Emerging data from the Cook lab demonstrates that neutrophils heavily infiltrate regions of PCa in bone as identified in patient bone specimens. Our preliminary studies revealed that: 1) BM-PCa, compared to non-metastatic PCa stimulates expansion of PMNs dependent on TGFbeta, 2) BM-PCa suppress N1 PMNs in vitro and 3) BM-PCa evades PMN cell killing to grow in bone. Thus, we are testing the hypothesis that bone metastatic PCa cells evade cytotoxic PMN cell killing potentially by TGFβ-mediated skewing of PMN function. This hypothesis is being tested using analyses of BM-PCa media on PMN function, gene expression analyses of PCa patient-derived PMNs, and in vivo mouse bone metastasis models therapeutically targeting PMNs and models examining the role of MSCs on PMN polarization in bone. Our main goal is to identify novel immunotherapeutic targets for treating and curing bone metastatic prostate cancer.

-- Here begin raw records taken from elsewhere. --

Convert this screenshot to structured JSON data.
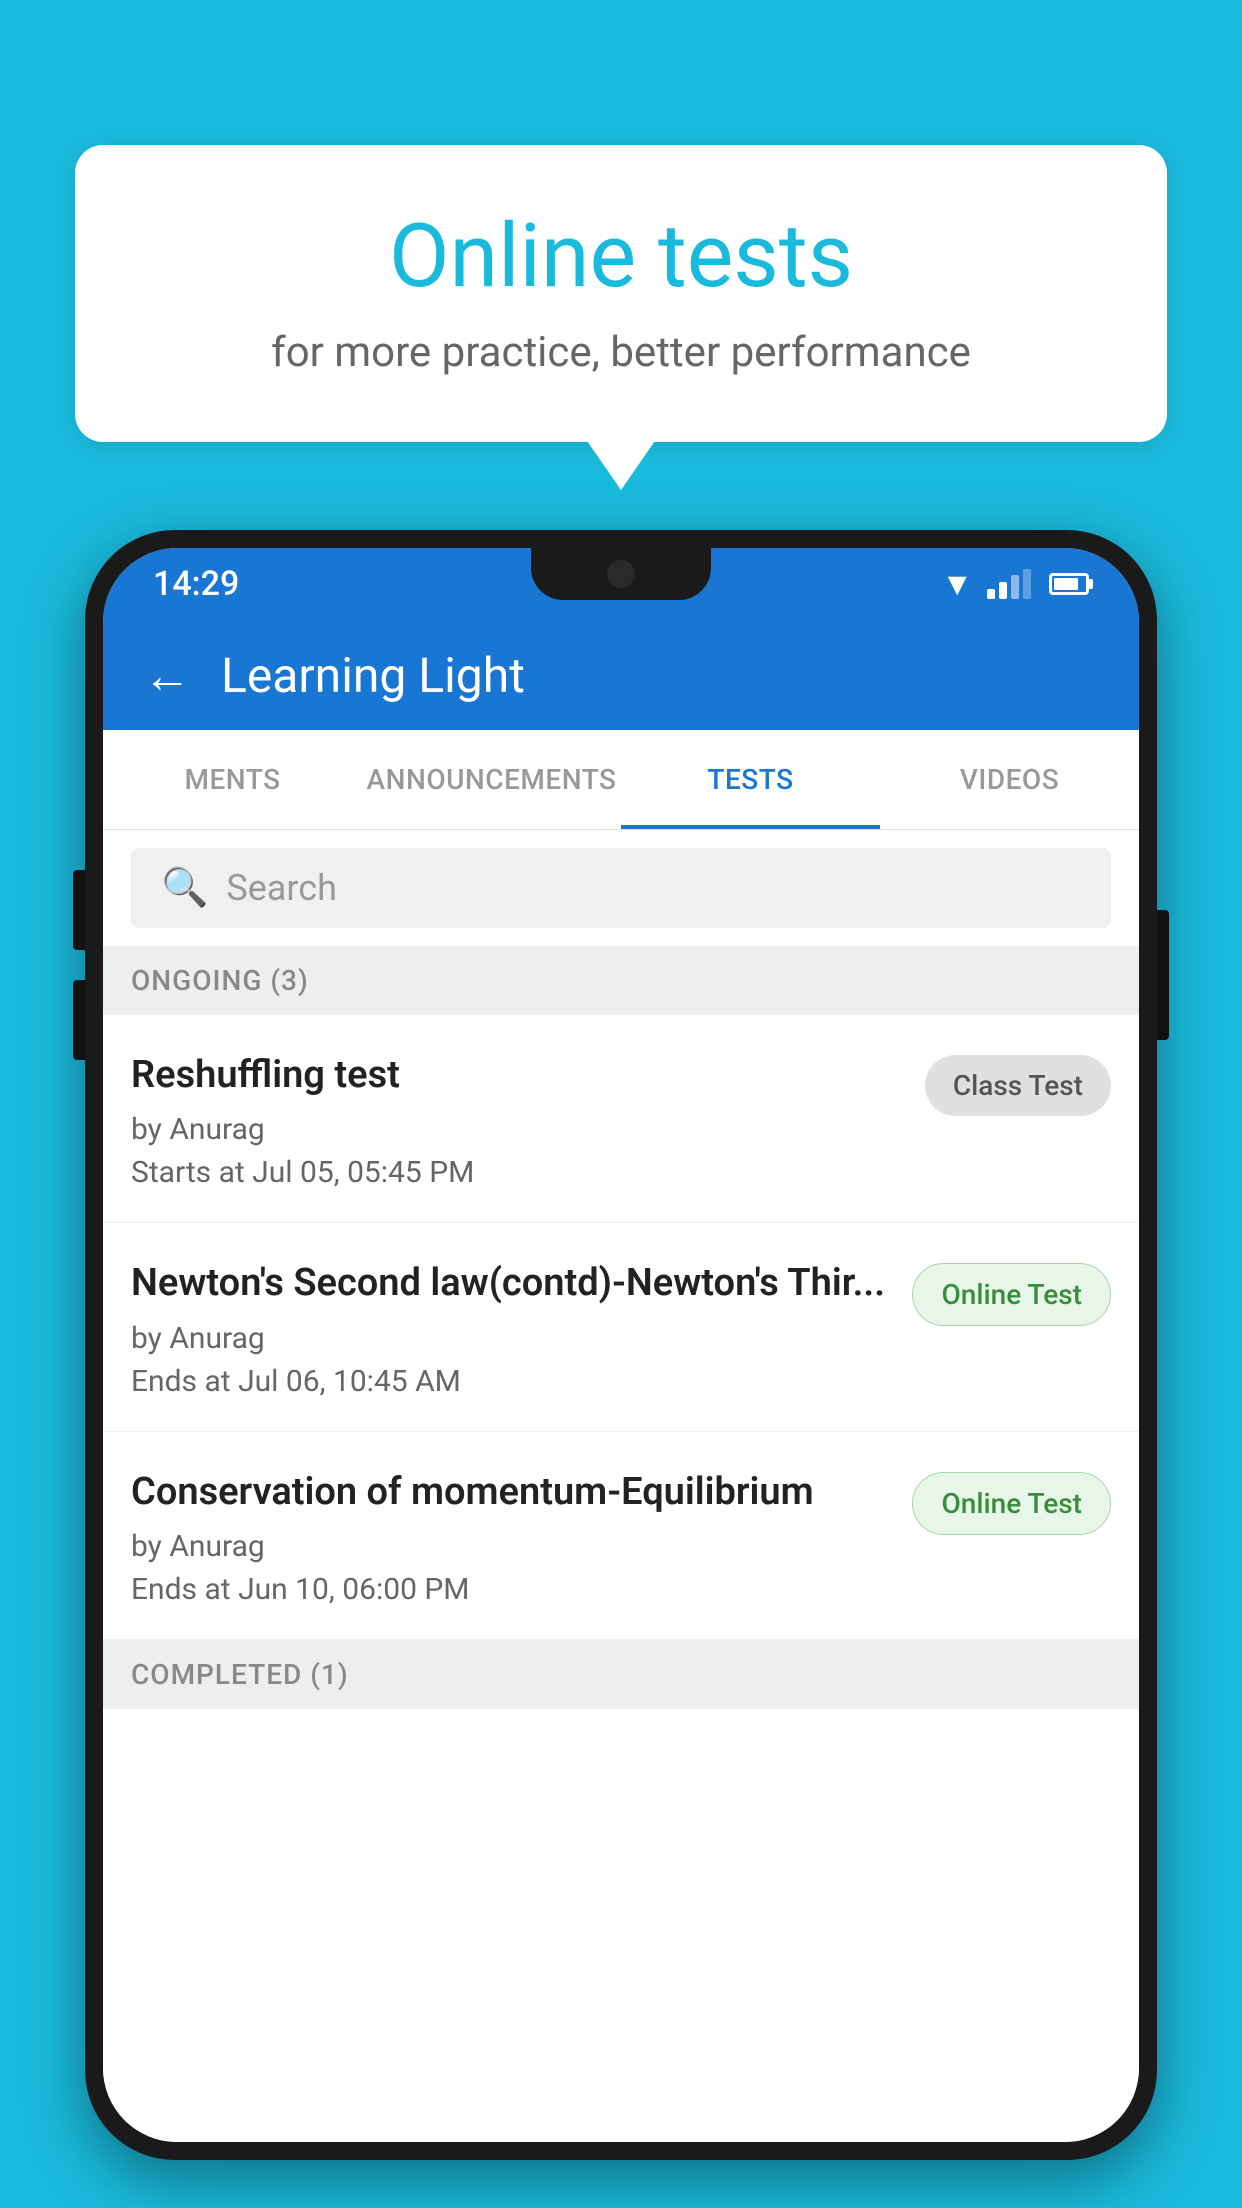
{
  "background_color": "#1ABADC",
  "speech_bubble": {
    "title": "Online tests",
    "subtitle": "for more practice, better performance"
  },
  "phone": {
    "status_bar": {
      "time": "14:29"
    },
    "app_header": {
      "title": "Learning Light",
      "back_label": "←"
    },
    "tabs": [
      {
        "label": "MENTS",
        "active": false
      },
      {
        "label": "ANNOUNCEMENTS",
        "active": false
      },
      {
        "label": "TESTS",
        "active": true
      },
      {
        "label": "VIDEOS",
        "active": false
      }
    ],
    "search": {
      "placeholder": "Search"
    },
    "ongoing_section": {
      "label": "ONGOING (3)",
      "tests": [
        {
          "name": "Reshuffling test",
          "author": "by Anurag",
          "time_label": "Starts at",
          "time": "Jul 05, 05:45 PM",
          "badge": "Class Test",
          "badge_type": "class"
        },
        {
          "name": "Newton's Second law(contd)-Newton's Thir...",
          "author": "by Anurag",
          "time_label": "Ends at",
          "time": "Jul 06, 10:45 AM",
          "badge": "Online Test",
          "badge_type": "online"
        },
        {
          "name": "Conservation of momentum-Equilibrium",
          "author": "by Anurag",
          "time_label": "Ends at",
          "time": "Jun 10, 06:00 PM",
          "badge": "Online Test",
          "badge_type": "online"
        }
      ]
    },
    "completed_section": {
      "label": "COMPLETED (1)"
    }
  }
}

Neutrophils in Pancreatic Cancer: Pancreatic cancer (PanCan) is an aggressive disease and is the third leading cause of cancer-related deaths in the United States. Although PanCan is associated with the accumulation of specific mutations, including constitutive KRAS signaling and the loss of tumor suppressor genes TP53, CDKN2A, and Smad 4, targeted therapies against these known mutations have failed to be clinically effective. Stromal cells can account for nearly 90% of pancreatic tumor volume and contribute significantly to tumor progression. This would suggest that efficacious therapeutic approaches would require dual targeting of both the tumor and surrounding microenvironment, which is comprised of cancer-associated fibroblasts, stellate cells, and an abundant population of macrophages and PMNs. Immunohistochemical analysis of tumor samples from the UNMC Rapid Autopsy program (RAP) revealed heavy PMN infiltration in pancreatic tumors of patients treated with the standard chemotherapy, gemcitabine, in comparison to untreated patients, suggesting that PMNs contribute, in some part, to cancer response to therapy. Preliminary findings from my group revealed that treated patients exhibit significantly more NETs in the primary tumor site than in metastatic sites. Likewise, PMNs cultured with PanCan cells in vitro kill significantly more non-metastatic PanCan (MiaPaCa-2, AsPC-1) compared to metastatic cells (Capan-1, S2013). Inhibition of NETosis/NET secretion completely rescued PMN-mediated killing. Additionally, PanCan with acquired chemotherapy resistance fail to induce PMN cytotoxicity. It is unclear how this phenomenon impacts tumor growth and disease progression or how acquired therapy-resistance impacts this phenotype. Based on these preliminary findings, we hypothesize that pancreatic cancer progression and emergence of therapeutic resistance is mediated, in part, by PMN recruitment and function. This hypothesis is currently being tested using PanCan transplantation models of metastasis and therapy resistance with a primary goal of identifying immunotherapeutic targets for preventing PanCan progression and therapy resistance.